Personal information
- Date of birth: 22 August 1977 (age 47)
- Place of birth: Saint-Chamond, France
- Position(s): Defensive midfielder

Senior career*
- Years: Team / Apps / (Gls)
- 1995–1998: Saint-Étienne B
- 1998–2001: Le Puy

Managerial career
- 2007–2011: Saint-Étienne (youth)
- 2011–2015: Saint-Étienne (assistant)
- 2015–2016: Évian (assistant)
- 2016: Évian
- 2017–2018: Andrézieux
- 2018–2019: Cholet
- 2019–2021: Andrézieux
- 2021–2023: Dunkerque
- 2023–2024: Villefranche

= Romain Revelli =

French footballer and manager (born 1977)

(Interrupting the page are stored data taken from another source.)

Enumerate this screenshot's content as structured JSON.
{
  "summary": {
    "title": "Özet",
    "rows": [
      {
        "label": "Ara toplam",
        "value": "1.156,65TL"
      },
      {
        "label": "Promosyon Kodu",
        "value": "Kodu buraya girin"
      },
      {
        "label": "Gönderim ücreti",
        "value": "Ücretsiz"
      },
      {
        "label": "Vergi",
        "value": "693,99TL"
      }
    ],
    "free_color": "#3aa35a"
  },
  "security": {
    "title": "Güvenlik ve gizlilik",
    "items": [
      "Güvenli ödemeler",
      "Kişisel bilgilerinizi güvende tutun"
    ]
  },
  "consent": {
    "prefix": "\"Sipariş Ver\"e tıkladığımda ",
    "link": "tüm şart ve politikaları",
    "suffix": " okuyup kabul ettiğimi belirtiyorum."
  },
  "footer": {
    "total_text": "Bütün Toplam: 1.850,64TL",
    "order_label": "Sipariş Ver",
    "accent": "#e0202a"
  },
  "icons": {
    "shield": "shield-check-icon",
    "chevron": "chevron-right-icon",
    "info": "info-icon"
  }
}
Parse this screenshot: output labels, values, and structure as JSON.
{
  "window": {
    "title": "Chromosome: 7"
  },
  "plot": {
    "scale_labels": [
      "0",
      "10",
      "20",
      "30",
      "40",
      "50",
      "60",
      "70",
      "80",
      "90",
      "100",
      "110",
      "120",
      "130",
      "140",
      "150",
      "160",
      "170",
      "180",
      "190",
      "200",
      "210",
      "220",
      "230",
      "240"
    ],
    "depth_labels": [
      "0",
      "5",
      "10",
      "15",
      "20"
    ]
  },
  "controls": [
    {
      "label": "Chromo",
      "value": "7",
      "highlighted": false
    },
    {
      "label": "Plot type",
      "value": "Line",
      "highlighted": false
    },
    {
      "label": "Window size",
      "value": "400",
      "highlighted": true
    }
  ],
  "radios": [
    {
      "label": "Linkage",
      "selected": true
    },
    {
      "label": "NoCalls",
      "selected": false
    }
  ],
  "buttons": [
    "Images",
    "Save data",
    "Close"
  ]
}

Romain Revelli (born 22 August 1977) is a French professional football manager and former player. As a player, he was a defensive midfielder.

== Playing career ==
A true "child of Les Verts", Revelli began his playing career at Saint-Étienne; he played for the club's B team from 1995 to 1998 before switching over to Le Puy for the three final years of his career. He voluntarily retired from football in 2001, before the age of 25, in order to become a football manager.

== Managerial career ==
After passing through Haute-Loire, Revelli became a youth team coach for Saint-Étienne in 2007. He initially worked as the manager of the under-17 squad, and later coached the under-19s of the club. In 2011, Revelli was called by Christophe Galtier, ASSE manager since 2009, to become his assistant. He subsequently held the position of assistant coach at Saint-Étienne for four years, being on the bench for over 100 Ligue 1 matches. In 2015, Revelli became the assistant manager of Ligue 2 club Évian. The following year, he became head coach, but only until the club's liquidation in 2016.

In 2017, Revelli returned to his home region, becoming the head coach of Andrézieux. He then would go on to coach Cholet from 2018 to 2019 before returning to Andrézieux. In May 2021, he was appointed as head coach by Ligue 2 club Dunkerque, signing a two-year contract. He leave from the club in the end of 2022–23 season. Revelli appointment manager of Championnat National club, Villefranche from 2023–24 season.

== Personal life ==
Romain's brother Christophe was also a footballer. They played together at Saint-Étienne.